J’aurais voulu pouvoir utiliser toutes les choses inutiles pour nous emmener le plus loin possible. Comme je l’avais demandé au début, par des effets hypnotiques, des aberrations, des diffractions, des réfractions. Cela aurait été formidable. J’aurais aimé que mon exposition devienne une drogue. Mais elle a été en permanence rattachée à la Terre à cause de certaines choses, comme les Bains Douches. C’est vrai qu’il y a des actes surréalistes dedans, comme le trou dans le carrelage, mais il a aussi été normalisé. En réalité, on passait des pornos derrière, ce qui n’était pas trop fait pour le musée Carnavalet.
C’est amusant.
Ça a d’ailleurs été très apprécié, surtout par Andy Warhol. Un jour, je suis descendu et je passais par hasard aux Bains Douches. Là, j’entends en anglais : “Mais quel est le génie qui a fait ça ?” Il parlait du trou. J’arrive à cet instant et on me désigne. Alors Warhol vient et me serre dans les bras en me disant : “C’est génial, tu es un génie.” Au moins, j’avais gagné ça.
Vous regrettez donc certains choix dans l’exposition ?

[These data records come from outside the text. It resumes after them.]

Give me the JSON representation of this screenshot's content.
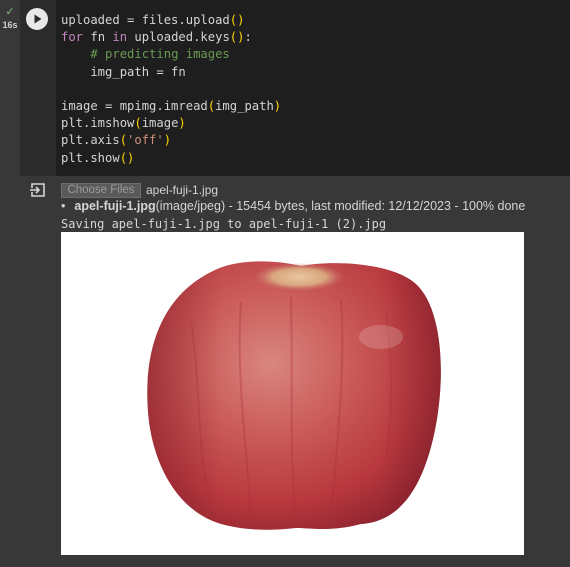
{
  "cell": {
    "exec_time": "16s",
    "status_icon": "check-icon",
    "run_icon": "play-icon",
    "code": [
      [
        {
          "t": "uploaded = files.upload",
          "c": "var"
        },
        {
          "t": "()",
          "c": "par"
        }
      ],
      [
        {
          "t": "for",
          "c": "kw"
        },
        {
          "t": " fn ",
          "c": "var"
        },
        {
          "t": "in",
          "c": "kw"
        },
        {
          "t": " uploaded.keys",
          "c": "var"
        },
        {
          "t": "()",
          "c": "par"
        },
        {
          "t": ":",
          "c": "var"
        }
      ],
      [
        {
          "t": "    ",
          "c": "var"
        },
        {
          "t": "# predicting images",
          "c": "cmt"
        }
      ],
      [
        {
          "t": "    img_path = fn",
          "c": "var"
        }
      ],
      [
        {
          "t": "",
          "c": "var"
        }
      ],
      [
        {
          "t": "image = mpimg.imread",
          "c": "var"
        },
        {
          "t": "(",
          "c": "par"
        },
        {
          "t": "img_path",
          "c": "var"
        },
        {
          "t": ")",
          "c": "par"
        }
      ],
      [
        {
          "t": "plt.imshow",
          "c": "var"
        },
        {
          "t": "(",
          "c": "par"
        },
        {
          "t": "image",
          "c": "var"
        },
        {
          "t": ")",
          "c": "par"
        }
      ],
      [
        {
          "t": "plt.axis",
          "c": "var"
        },
        {
          "t": "(",
          "c": "par"
        },
        {
          "t": "'off'",
          "c": "str"
        },
        {
          "t": ")",
          "c": "par"
        }
      ],
      [
        {
          "t": "plt.show",
          "c": "var"
        },
        {
          "t": "()",
          "c": "par"
        }
      ]
    ]
  },
  "output": {
    "output_icon": "output-icon",
    "choose_files_label": "Choose Files",
    "selected_file": "apel-fuji-1.jpg",
    "file_info": {
      "bullet": "•",
      "name": "apel-fuji-1.jpg",
      "details": "(image/jpeg) - 15454 bytes, last modified: 12/12/2023 - 100% done"
    },
    "saving_text": "Saving apel-fuji-1.jpg to apel-fuji-1 (2).jpg",
    "plot_image": "red-fuji-apple-image"
  }
}
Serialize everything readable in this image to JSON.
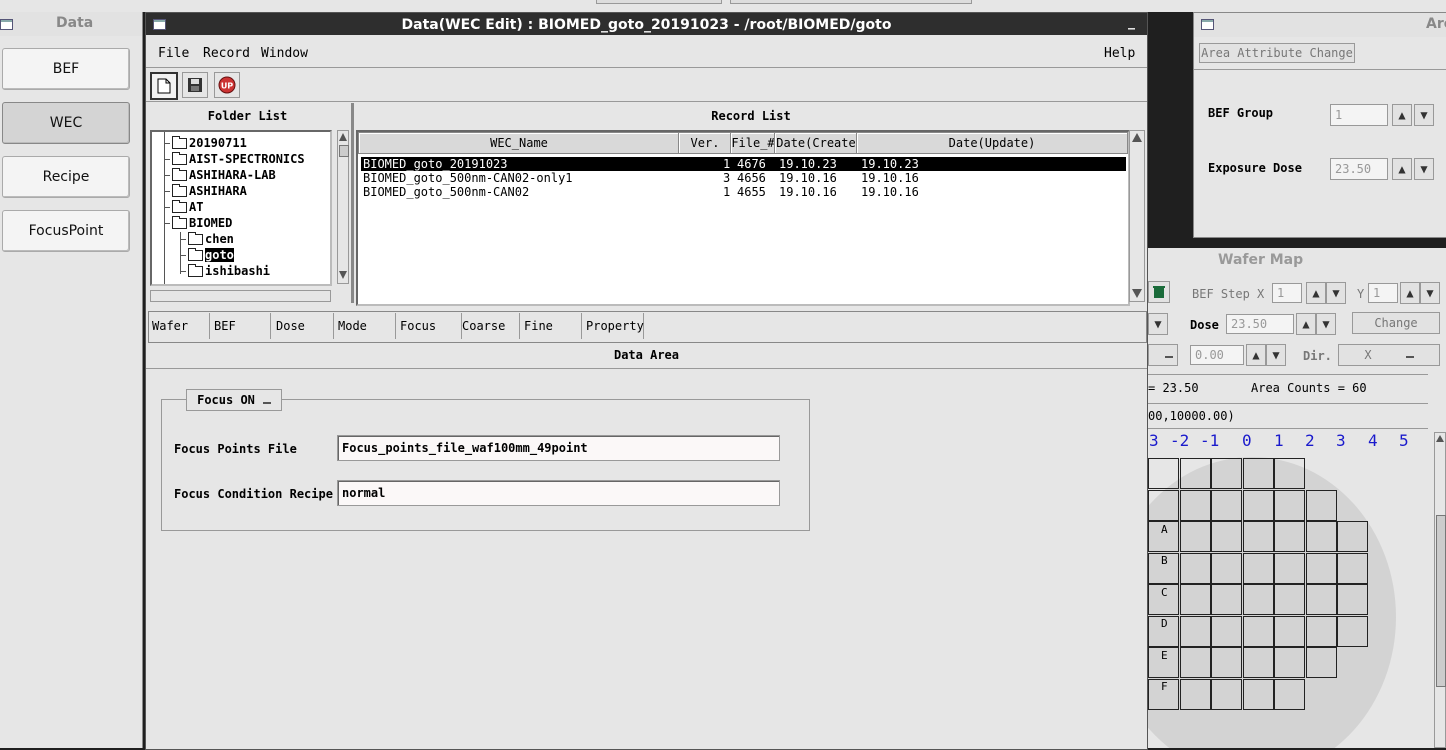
{
  "nav": {
    "title": "Data",
    "buttons": [
      "BEF",
      "WEC",
      "Recipe",
      "FocusPoint"
    ],
    "active": "WEC"
  },
  "main_window": {
    "title": "Data(WEC Edit) : BIOMED_goto_20191023 - /root/BIOMED/goto",
    "minimize_glyph": "_",
    "menus": [
      "File",
      "Record",
      "Window"
    ],
    "help": "Help",
    "toolbar_icons": [
      "new-document-icon",
      "save-icon",
      "upload-icon"
    ],
    "upload_label": "UP"
  },
  "folder_list": {
    "title": "Folder List",
    "items": [
      {
        "label": "20190711",
        "level": 0
      },
      {
        "label": "AIST-SPECTRONICS",
        "level": 0
      },
      {
        "label": "ASHIHARA-LAB",
        "level": 0
      },
      {
        "label": "ASHIHARA",
        "level": 0
      },
      {
        "label": "AT",
        "level": 0
      },
      {
        "label": "BIOMED",
        "level": 0,
        "open": true
      },
      {
        "label": "chen",
        "level": 1
      },
      {
        "label": "goto",
        "level": 1,
        "selected": true
      },
      {
        "label": "ishibashi",
        "level": 1
      }
    ]
  },
  "record_list": {
    "title": "Record List",
    "columns": [
      "WEC_Name",
      "Ver.",
      "File_#",
      "Date(Create",
      "Date(Update)"
    ],
    "rows": [
      {
        "name": "BIOMED_goto_20191023",
        "ver": "1",
        "file": "4676",
        "created": "19.10.23",
        "updated": "19.10.23",
        "selected": true
      },
      {
        "name": "BIOMED_goto_500nm-CAN02-only1",
        "ver": "3",
        "file": "4656",
        "created": "19.10.16",
        "updated": "19.10.16"
      },
      {
        "name": "BIOMED_goto_500nm-CAN02",
        "ver": "1",
        "file": "4655",
        "created": "19.10.16",
        "updated": "19.10.16"
      }
    ]
  },
  "tabs": [
    "Wafer",
    "BEF",
    "Dose",
    "Mode",
    "Focus",
    "Coarse",
    "Fine",
    "Property"
  ],
  "active_tab": "Focus",
  "data_area": {
    "title": "Data Area",
    "focus_toggle": "Focus ON",
    "focus_points_label": "Focus Points File",
    "focus_points_value": "Focus_points_file_waf100mm_49point",
    "focus_recipe_label": "Focus Condition Recipe",
    "focus_recipe_value": "normal"
  },
  "area_window": {
    "title": "Are",
    "attr_button": "Area Attribute Change",
    "bef_group_label": "BEF Group",
    "bef_group_value": "1",
    "exposure_label": "Exposure Dose",
    "exposure_value": "23.50"
  },
  "wafer_map": {
    "title": "Wafer Map",
    "bef_step_label": "BEF Step X",
    "step_x": "1",
    "y_label": "Y",
    "step_y": "1",
    "dose_label": "Dose",
    "dose_value": "23.50",
    "change_button": "Change",
    "offset_value": "0.00",
    "dir_label": "Dir.",
    "dir_value": "X",
    "info_dose": "= 23.50",
    "area_counts": "Area Counts = 60",
    "coords": "00,10000.00)",
    "col_labels": [
      "3",
      "-2",
      "-1",
      "0",
      "1",
      "2",
      "3",
      "4",
      "5"
    ],
    "row_labels": [
      "A",
      "B",
      "C",
      "D",
      "E",
      "F"
    ],
    "accent_color": "#1a1acc"
  }
}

Oui, mais c’est de ma faute, parce que quand on ne veut pas faire quelque chose, il ne faut pas le faire. Ou alors, il faut le faire à fond. Et là, je l’ai fait en traînant des pieds, pour faire plaisir. Le résultat est que je ne suis jamais content, je ne vois que les faiblesses. Mais c’est un peu ma nature. En revanche, le nombre de visites et les retours sont extraordinaires et les gens apprécient cette fantaisie. Il y a très peu de fantaisie gratuite comme ça. Dans les musées, tout est sérieux, surtout à Carnavalet. Tandis que là, on prend le risque de sauter en parachute sans parachute en disant des bêtises. Des bêtises qui en restent pour ceux qui ont la vue courte, mais qui sont un peu mieux si on regarde ce qui vient derrière.
C’est vrai que tout était très voilé et onirique dans cette exposition, comme s’il y avait la volonté d’emmener les visiteur·euses dans un voyage.
Bien sûr, oui, c’est un voyage. Mais le voyage aurait dû être encore plus fascinant, plus emportant. Vous avez remarqué, tout est symbole dans l’exposition mais on voit toujours l’envers du décor, il n’y a jamais un décor propre. On voit que tout est crado et abîmé, et pas assez, d’ailleurs. Parce qu’on ne cherche pas la perfection, qui est limitative, on cherche l’ouverture. J’ai fait cette exposition comme un gros décapsuleur pour nous ouvrir le crâne, et que les gens se disent en sortant : “Ça m’a donné des idées, ces conneries. À force de raconter des conneries, moi aussi je veux en faire.” C’est ce dont on a besoin, parce que la pensée disruptive, dans sa première analyse et sa première acceptation, c’est avant tout de voir une grosse connerie.
Pousser les gens à avoir cette vision, c’est ce qui vous a donné envie de faire cette exposition ?
Le peu d’expositions que j’ai acceptées, ça n’a jamais été pour moi, je m’en fiche de moi-même, j’éprouve plutôt un mépris formidable à mon encontre. Je me suis dis que si quelqu’un me faisait l’honneur d’avoir envie de faire une exposition avec moi, et qu’on y dépensait de l’argent et du temps, il fallait que ça serve aux gens qui y viendraient. Non pas pour acquérir un enseignement académique, ce n’est pas mon travail, mais un enseignement que moi je peux donner grâce à ma folie relativiste.
Et d’où vient-elle, cette folie relativiste ?
Elle vient d’une vraie maladie mentale. Je fais clairement partie des neurodivergents.
Propos recueillis par Valentin Boero.